- This test is one of the most sensitive currently available.
- It allows the doctor to view the rectum and the entire colon.
- The doctor can perform a biopsy or polypectomy during the test if necessary.
- Even though this test is highly sensitive, it still may not detect all small polyps, nonpolypoid lesions, or cancers.
- A thorough cleansing of the colon is required before the test.
- Diet changes are needed before the test, and medications may need to be adjusted.
- Some form of sedation is almost always used. As a result, the patient must have someone accompany them to the procedure and drive them home afterward, and they may not be able to work the day of the procedure.
- There is a small risk of bleeding or of tearing or perforation of the lining of the colon; this risk increases with age, the presence of other health problems, and when polyps are removed.
Does health insurance pay for colorectal cancer screening?
The Affordable Care Act requires coverage of colorectal cancer screening tests by health plans that started on or after September 23, 2010. (For health plans that started before September 23, 2010, the rules about insurance coverage are covered by state laws, which vary, and by other federal laws.)
People should check with their health insurance provider to determine their colorectal cancer screening coverage. Medicare covers several colorectal cancer screening tests for its beneficiaries. Specific information about Medicare benefits for colorectal cancer screening is available on the Medicare website.

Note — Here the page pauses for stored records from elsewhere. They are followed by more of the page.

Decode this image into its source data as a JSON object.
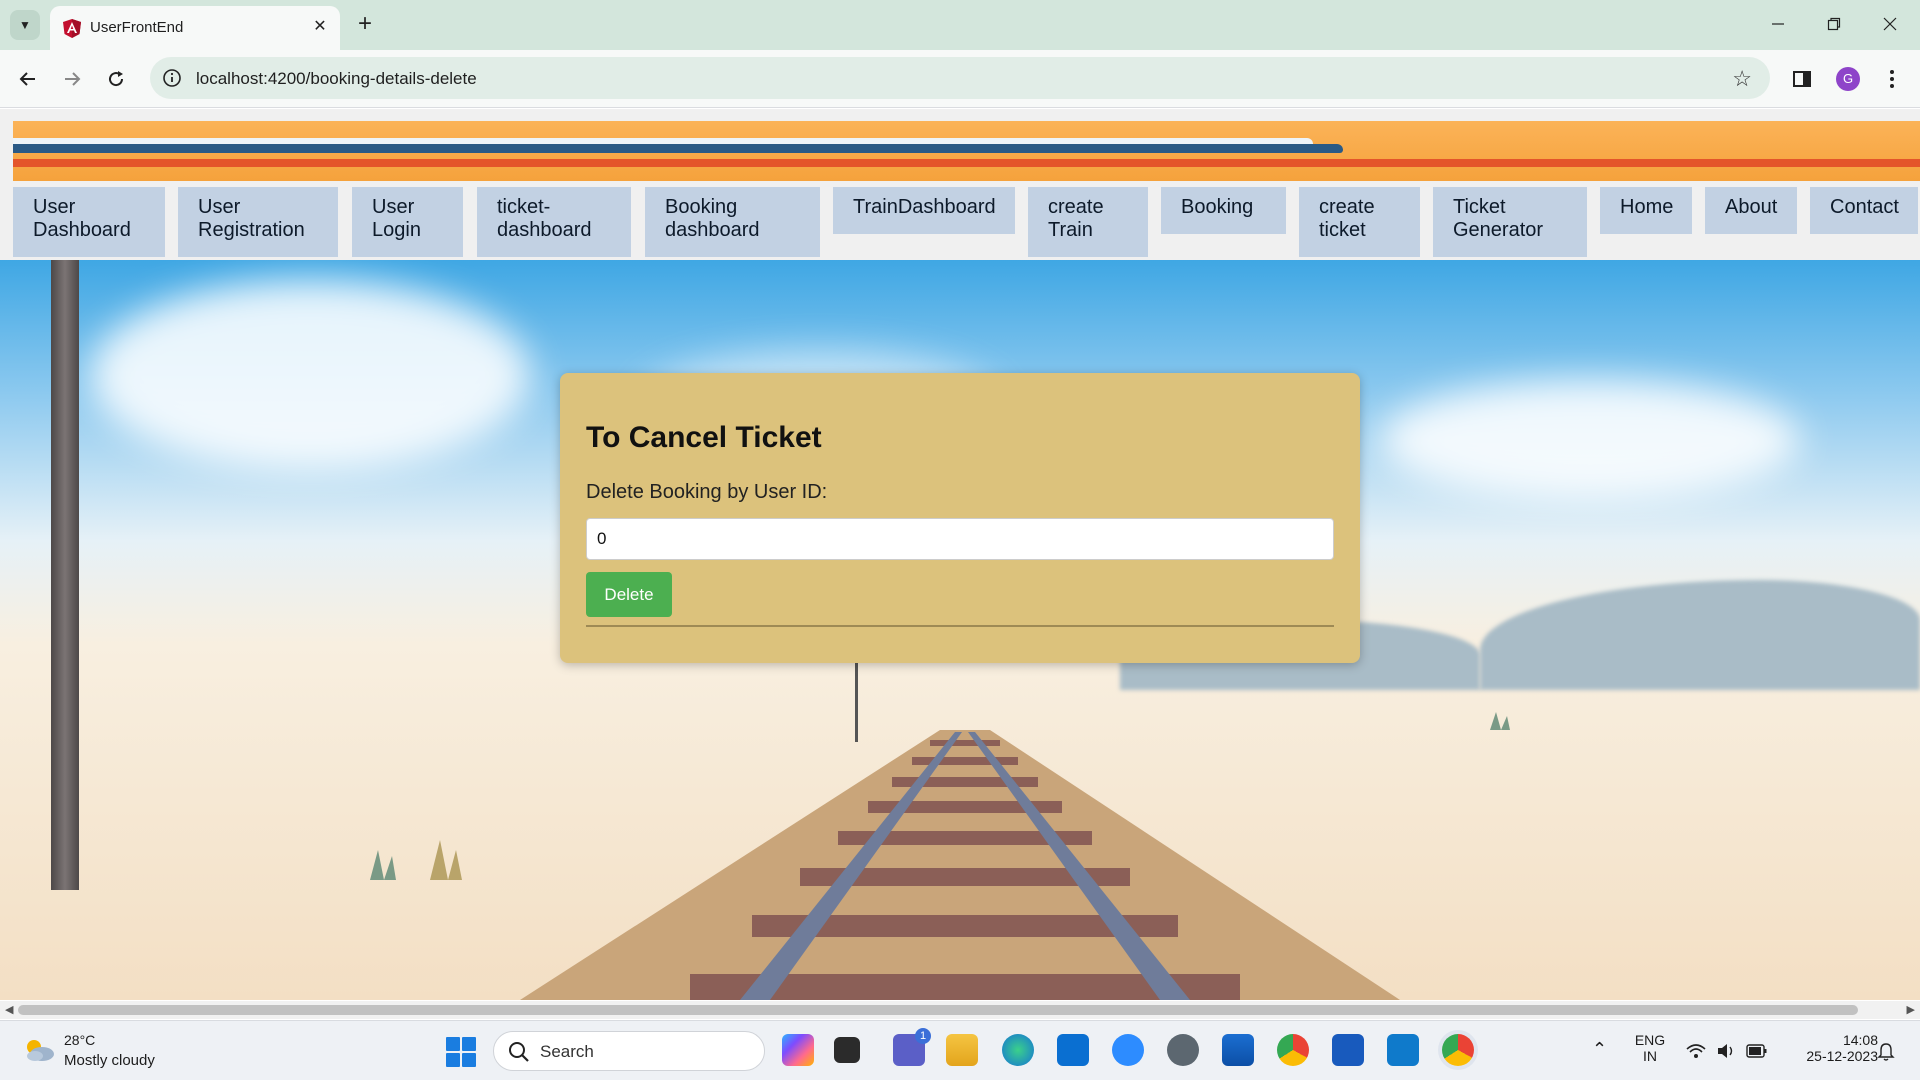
{
  "browser": {
    "tab_title": "UserFrontEnd",
    "url": "localhost:4200/booking-details-delete",
    "profile_initial": "G"
  },
  "nav": {
    "items": [
      {
        "label": "User\nDashboard"
      },
      {
        "label": "User\nRegistration"
      },
      {
        "label": "User\nLogin"
      },
      {
        "label": "ticket-\ndashboard"
      },
      {
        "label": "Booking\ndashboard"
      },
      {
        "label": "TrainDashboard"
      },
      {
        "label": "create\nTrain"
      },
      {
        "label": "Booking"
      },
      {
        "label": "create\nticket"
      },
      {
        "label": "Ticket\nGenerator"
      },
      {
        "label": "Home"
      },
      {
        "label": "About"
      },
      {
        "label": "Contact"
      }
    ]
  },
  "card": {
    "title": "To Cancel Ticket",
    "label": "Delete Booking by User ID:",
    "input_value": "0",
    "button_label": "Delete"
  },
  "taskbar": {
    "weather_temp": "28°C",
    "weather_desc": "Mostly cloudy",
    "search_placeholder": "Search",
    "lang_line1": "ENG",
    "lang_line2": "IN",
    "time": "14:08",
    "date": "25-12-2023",
    "teams_badge": "1"
  },
  "colors": {
    "card_bg": "#dcc27c",
    "button_bg": "#4caf50",
    "menu_bg": "#c2d1e3",
    "banner_orange": "#f5a23c"
  }
}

What happens if a colorectal cancer screening test finds an abnormality?
If a screening test finds an abnormality, additional tests may be recommended. These tests may include x-rays of the gastrointestinal tract, a sigmoidoscopy, or, most often, a colonoscopy. If a polyp or tumor is found during a sigmoidoscopy, a biopsy or polypectomy may be performed during the test, and a colonoscopy may be recommended.
If a polyp or tumor is found during a standard colonoscopy, a biopsy or polypectomy may be performed during the test to determine whether cancer is present. If a polyp or tumor is detected during virtual colonoscopy, the patient will be referred for a standard colonoscopy.